Elias Hasket was an English-born American sea-captain and statesman. He made frequent voyages to England.
Background
Elias Hasket was born on April 25, 1670, in Salem, Massachusetts, United States, the son of Stephen and Elizabeth (Hill) Hasket. Stephen Hasket, a soap-boiler and merchant of Salem, was a native of Henstridge, Somersetshire, where his ancestors, a race of prosperous yeomen and clothiers, were settled in the time of Queen Elizabeth. He came to Salem from Exeter, Devonshire, about 1666.
Career
In 1696 Elias Hasket was commanding the ship New London. In 1698 he became involved in a lengthy litigation with his relatives in England over the estate of his uncle, Elias Hasket, a prosperous Henstridge yeoman. Through his relations with London merchants engaged in the West India trade he procured an appointment as governor of New Providence, the largest of the Bahama Islands. After some delay the King approved his appointment, June 27, 1700, and Hasket took oath of office on the same day.
Somewhat less than a year later Hasket arrived in New Providence. Early in October 1701 the people, under the leadership of John Graves, the collector of customs, with whom Hasket had quarreled, and instigated by Read Elding, one of the principal inhabitants of the island, whom the governor had imprisoned, rose in revolt against him. They imprisoned Hasket together with his brother-in-law, Benjamin Pickman of Salem, and seized the latter’s ship. After keeping the governor in prison for six weeks they put him on board a small vessel bound for New York. On his arrival there he went to his relatives in Salem and thence to England. His wife escaped from the island during that winter, to Charleston, South Carolina, and thence went to her husband.

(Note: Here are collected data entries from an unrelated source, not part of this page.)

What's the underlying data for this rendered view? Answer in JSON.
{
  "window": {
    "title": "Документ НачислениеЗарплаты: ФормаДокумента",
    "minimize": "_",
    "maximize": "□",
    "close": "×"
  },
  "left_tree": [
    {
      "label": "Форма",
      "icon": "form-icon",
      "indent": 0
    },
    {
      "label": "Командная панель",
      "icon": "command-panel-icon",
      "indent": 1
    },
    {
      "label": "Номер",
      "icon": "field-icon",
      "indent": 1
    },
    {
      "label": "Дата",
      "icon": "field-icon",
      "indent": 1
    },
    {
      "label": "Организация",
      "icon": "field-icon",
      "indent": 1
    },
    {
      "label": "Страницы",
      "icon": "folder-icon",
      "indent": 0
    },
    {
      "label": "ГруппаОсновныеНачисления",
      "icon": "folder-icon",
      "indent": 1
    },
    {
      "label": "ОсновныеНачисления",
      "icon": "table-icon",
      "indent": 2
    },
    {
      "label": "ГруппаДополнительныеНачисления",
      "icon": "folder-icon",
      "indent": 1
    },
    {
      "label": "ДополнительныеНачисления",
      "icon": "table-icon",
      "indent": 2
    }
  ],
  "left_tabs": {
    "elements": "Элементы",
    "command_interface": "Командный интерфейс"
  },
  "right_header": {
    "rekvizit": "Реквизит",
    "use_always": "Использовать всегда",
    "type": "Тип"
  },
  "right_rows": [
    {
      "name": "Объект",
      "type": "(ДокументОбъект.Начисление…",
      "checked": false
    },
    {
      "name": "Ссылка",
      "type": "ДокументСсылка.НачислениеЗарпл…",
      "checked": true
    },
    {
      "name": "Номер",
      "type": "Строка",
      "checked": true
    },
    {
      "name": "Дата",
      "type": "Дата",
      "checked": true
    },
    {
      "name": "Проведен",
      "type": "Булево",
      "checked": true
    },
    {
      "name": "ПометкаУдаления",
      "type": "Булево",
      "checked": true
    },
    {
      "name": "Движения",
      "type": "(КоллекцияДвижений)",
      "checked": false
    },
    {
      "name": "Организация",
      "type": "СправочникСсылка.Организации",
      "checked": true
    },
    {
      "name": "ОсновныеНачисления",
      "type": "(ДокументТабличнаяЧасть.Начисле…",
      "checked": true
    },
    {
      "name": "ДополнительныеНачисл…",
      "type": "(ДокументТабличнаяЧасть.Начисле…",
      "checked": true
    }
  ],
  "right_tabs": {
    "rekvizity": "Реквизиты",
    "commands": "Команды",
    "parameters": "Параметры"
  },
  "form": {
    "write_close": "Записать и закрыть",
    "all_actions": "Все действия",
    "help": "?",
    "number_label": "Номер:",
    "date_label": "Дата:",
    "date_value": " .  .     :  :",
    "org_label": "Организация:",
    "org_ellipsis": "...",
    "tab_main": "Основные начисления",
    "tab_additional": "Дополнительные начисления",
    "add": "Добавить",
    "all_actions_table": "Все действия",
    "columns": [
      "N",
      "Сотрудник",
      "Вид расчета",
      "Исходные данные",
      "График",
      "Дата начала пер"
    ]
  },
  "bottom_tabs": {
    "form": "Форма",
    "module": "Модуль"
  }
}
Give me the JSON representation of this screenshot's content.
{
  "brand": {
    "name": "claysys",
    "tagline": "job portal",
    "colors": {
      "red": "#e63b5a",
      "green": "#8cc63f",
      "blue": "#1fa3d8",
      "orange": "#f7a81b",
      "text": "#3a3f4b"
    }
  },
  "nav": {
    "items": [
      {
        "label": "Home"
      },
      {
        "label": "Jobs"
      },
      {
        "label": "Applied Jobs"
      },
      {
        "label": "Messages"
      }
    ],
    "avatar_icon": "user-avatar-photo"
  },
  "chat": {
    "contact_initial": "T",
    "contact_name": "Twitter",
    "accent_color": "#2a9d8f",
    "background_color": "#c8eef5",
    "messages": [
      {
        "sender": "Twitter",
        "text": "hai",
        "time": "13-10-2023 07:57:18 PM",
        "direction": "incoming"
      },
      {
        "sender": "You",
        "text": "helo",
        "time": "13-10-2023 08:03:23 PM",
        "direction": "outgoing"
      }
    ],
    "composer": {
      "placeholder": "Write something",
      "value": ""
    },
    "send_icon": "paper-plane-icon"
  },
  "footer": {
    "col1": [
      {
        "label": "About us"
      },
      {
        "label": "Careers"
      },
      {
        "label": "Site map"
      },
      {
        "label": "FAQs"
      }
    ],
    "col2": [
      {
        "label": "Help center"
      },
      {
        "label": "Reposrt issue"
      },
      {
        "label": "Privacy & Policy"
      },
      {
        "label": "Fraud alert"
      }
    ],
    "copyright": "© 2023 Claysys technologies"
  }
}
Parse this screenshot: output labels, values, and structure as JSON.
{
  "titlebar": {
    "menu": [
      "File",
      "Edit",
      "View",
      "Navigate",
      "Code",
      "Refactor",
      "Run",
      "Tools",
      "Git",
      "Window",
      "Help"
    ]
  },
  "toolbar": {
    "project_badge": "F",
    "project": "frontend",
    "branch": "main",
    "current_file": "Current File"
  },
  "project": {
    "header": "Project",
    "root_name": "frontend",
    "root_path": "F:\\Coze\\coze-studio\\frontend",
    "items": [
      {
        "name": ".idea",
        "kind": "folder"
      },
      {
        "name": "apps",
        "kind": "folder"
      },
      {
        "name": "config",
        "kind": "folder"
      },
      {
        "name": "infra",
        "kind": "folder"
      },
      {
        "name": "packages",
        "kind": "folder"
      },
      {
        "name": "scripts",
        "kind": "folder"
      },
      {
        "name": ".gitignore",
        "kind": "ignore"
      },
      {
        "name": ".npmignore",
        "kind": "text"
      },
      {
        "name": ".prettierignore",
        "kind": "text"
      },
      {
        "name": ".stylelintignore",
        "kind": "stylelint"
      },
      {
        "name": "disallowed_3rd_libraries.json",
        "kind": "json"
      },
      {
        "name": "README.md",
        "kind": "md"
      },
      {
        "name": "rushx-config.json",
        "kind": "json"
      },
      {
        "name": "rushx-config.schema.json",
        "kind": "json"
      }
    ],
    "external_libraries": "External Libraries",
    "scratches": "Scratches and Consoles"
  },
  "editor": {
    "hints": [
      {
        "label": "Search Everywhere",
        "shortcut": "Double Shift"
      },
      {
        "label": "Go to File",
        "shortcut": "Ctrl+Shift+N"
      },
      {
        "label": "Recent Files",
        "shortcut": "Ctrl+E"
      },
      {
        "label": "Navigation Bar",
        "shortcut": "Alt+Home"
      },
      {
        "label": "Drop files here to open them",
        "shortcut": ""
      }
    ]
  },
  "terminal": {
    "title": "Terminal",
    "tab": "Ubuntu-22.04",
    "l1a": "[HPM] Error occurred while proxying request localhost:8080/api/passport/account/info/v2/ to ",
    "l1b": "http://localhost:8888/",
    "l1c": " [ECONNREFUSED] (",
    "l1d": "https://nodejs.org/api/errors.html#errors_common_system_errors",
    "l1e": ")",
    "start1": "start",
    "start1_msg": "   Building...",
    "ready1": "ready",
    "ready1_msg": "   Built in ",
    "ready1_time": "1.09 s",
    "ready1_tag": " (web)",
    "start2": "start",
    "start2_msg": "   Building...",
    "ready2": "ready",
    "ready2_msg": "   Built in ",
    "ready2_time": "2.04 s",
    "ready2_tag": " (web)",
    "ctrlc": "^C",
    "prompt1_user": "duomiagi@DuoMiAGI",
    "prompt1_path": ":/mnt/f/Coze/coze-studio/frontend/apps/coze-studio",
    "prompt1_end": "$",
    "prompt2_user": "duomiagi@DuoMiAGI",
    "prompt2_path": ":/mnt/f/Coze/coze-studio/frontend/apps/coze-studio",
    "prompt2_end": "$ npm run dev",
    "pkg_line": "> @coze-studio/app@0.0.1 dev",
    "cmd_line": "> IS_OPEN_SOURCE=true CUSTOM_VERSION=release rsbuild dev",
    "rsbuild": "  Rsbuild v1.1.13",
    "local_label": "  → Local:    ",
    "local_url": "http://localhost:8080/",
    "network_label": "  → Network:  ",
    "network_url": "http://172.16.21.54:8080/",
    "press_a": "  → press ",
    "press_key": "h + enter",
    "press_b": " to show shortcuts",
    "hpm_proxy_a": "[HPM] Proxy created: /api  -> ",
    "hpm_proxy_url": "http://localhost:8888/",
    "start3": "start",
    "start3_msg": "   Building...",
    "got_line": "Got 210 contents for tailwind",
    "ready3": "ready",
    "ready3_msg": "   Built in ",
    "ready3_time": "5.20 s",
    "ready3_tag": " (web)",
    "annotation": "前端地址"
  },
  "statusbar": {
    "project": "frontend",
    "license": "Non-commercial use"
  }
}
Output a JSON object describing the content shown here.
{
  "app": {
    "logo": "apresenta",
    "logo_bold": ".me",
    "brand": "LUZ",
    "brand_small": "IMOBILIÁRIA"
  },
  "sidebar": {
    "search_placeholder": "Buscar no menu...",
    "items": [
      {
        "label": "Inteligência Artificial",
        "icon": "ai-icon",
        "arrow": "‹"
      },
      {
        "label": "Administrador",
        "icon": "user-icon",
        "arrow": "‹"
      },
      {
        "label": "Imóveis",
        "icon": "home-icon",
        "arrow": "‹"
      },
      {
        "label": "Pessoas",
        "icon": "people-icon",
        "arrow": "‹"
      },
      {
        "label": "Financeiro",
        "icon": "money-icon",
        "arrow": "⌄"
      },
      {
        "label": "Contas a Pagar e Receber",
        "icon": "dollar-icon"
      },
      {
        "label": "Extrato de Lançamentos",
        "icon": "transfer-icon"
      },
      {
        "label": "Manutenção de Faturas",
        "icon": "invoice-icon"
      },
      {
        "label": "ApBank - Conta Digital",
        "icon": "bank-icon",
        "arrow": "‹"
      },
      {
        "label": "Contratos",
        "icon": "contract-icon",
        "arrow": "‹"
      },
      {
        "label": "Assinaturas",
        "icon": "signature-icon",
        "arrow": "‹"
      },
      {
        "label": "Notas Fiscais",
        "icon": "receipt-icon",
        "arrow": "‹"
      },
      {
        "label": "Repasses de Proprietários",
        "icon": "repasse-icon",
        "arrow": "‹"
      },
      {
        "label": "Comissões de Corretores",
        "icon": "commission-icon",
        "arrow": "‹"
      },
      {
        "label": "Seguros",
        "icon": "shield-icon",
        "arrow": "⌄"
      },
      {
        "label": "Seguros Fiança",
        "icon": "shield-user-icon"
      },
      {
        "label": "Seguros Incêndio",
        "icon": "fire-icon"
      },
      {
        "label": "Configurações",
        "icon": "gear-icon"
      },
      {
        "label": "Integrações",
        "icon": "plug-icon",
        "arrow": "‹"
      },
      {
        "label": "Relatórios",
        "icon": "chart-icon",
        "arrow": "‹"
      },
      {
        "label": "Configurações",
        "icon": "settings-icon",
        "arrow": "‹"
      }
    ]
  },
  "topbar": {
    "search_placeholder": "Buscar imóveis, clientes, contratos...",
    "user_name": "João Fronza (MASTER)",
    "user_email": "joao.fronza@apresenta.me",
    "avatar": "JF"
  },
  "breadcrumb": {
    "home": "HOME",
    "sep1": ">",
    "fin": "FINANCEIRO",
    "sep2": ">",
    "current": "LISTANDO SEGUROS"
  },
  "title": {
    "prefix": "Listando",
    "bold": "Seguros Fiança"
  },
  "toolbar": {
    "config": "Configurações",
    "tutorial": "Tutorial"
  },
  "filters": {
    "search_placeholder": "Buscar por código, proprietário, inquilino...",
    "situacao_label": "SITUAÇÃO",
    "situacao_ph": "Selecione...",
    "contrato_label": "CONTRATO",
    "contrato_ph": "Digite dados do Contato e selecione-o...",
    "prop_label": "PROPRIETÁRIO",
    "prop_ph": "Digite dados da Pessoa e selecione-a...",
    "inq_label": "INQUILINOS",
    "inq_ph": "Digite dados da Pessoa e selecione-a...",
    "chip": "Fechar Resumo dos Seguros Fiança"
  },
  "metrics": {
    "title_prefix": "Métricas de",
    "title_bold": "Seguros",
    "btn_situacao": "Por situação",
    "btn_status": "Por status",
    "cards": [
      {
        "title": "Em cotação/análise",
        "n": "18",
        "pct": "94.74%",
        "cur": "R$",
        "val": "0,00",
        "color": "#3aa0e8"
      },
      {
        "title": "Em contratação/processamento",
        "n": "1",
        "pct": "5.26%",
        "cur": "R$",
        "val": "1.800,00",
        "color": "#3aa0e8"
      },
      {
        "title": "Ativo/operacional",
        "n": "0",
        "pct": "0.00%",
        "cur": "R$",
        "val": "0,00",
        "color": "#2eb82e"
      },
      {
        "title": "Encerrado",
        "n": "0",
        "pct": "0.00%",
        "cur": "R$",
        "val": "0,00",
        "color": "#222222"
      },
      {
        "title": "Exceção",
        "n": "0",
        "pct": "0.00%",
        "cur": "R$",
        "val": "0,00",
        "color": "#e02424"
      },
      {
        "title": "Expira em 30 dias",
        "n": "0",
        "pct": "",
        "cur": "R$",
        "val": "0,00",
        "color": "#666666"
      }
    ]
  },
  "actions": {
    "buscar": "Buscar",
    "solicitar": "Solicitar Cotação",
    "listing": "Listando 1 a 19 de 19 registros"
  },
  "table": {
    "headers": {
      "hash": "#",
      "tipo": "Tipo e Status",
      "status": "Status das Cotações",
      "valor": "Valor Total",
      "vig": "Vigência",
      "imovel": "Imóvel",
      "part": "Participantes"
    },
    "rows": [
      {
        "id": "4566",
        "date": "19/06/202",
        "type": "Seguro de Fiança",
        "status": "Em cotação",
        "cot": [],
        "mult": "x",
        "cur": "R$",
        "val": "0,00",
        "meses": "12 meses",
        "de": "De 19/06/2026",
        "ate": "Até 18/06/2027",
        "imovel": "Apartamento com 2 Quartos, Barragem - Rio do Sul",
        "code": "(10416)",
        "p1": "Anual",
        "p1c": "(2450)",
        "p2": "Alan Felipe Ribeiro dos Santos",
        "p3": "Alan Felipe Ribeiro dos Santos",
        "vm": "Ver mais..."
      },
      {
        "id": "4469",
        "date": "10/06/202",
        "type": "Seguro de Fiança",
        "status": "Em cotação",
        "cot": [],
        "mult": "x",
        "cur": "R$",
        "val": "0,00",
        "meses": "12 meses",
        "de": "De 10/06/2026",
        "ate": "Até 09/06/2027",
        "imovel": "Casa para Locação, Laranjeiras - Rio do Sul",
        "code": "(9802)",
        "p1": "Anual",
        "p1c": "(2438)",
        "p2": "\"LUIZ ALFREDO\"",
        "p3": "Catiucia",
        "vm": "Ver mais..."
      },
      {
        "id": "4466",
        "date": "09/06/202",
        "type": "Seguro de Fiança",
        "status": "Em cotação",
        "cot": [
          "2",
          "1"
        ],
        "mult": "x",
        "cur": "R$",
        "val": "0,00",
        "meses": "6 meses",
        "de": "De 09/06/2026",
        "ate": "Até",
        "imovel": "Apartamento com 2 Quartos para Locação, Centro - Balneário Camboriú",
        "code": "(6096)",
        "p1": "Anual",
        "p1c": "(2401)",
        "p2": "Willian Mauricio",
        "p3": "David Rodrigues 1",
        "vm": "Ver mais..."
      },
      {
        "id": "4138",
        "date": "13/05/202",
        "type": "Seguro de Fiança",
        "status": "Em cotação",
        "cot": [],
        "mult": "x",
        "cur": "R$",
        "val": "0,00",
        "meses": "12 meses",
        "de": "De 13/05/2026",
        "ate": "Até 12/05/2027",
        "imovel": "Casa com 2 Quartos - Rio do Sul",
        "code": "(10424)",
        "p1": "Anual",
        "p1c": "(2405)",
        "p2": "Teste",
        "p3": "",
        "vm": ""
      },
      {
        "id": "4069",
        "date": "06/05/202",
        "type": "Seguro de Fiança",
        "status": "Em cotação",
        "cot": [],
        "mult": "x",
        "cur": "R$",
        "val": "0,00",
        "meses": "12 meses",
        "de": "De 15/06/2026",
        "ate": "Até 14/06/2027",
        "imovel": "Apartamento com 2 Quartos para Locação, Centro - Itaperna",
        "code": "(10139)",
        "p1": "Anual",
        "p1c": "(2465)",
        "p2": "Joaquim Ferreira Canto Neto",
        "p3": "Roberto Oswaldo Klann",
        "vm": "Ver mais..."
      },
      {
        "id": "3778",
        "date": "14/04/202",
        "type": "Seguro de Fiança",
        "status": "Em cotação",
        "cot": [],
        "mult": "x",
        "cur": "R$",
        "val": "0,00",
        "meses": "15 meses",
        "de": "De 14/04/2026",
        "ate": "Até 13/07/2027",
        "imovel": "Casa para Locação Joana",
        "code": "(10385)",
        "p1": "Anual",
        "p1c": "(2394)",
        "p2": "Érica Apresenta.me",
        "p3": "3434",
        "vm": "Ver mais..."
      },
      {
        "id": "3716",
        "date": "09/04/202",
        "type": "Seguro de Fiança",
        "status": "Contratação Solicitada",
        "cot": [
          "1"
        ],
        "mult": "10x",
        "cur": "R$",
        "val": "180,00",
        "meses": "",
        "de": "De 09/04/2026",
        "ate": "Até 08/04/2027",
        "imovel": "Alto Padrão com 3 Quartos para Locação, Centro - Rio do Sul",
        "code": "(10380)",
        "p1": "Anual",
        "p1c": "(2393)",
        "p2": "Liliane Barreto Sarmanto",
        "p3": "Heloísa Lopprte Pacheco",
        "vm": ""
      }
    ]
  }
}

On October 5, 1701, before Hasket had left New Providence, an assembly of the people addressed a memorial to the Lords Proprietors and the Commissioners of Trade setting forth their complaints against the governor, accusing him of extortion and tyranny in the performance of his duties, of illicit trading with the French at Cape François, and of harboring pirates, especially one of the crew of the notorious Captain Avery. To this remonstrance were appended depositions of several captains, among them the commander of a London ship, which set forth specific instances of his extortion and high-handed conduct toward them in the summer of 1701. Hasket replied with a long memorial, accusing the inhabitants of the island of disorderly and evil fiving, of illicit trade, robbery, and of giving assistance to the pirates of those parts.
On March 19, 1701 Hasket styled himself "Governor of the Colony of New Providence” in a power of attorney to Samuel Browne of Salem; but in a chancery suit which he commenced on April 3, 1702, against one of his cousins in Henstridge, he calls himself “of Henstridge Marsh Esquire. ” On September 27, 1702, the Queen in Council granted his petition for relief on account of his losses in the Bahamas and on December 31, of the same year, the Privy Council referred to the Lord Admiral “the petition of Captain Elias Haskett for the Command of a Fifth Rate Ship or some other Employment. ” It is likely, therefore, that he returned to the sea and that he was the “Capt. Hasket, formerly a Sea Commander, ” whose death was recorded in the Gentleman’s Magasine for March 1739.
Achievements
Elias Hasket was remembered as governor of the Bahamas, whose career was brief and stormy.
Connections
The younger Hasket went in early life to Barbados, where he married Elizabeth Rich.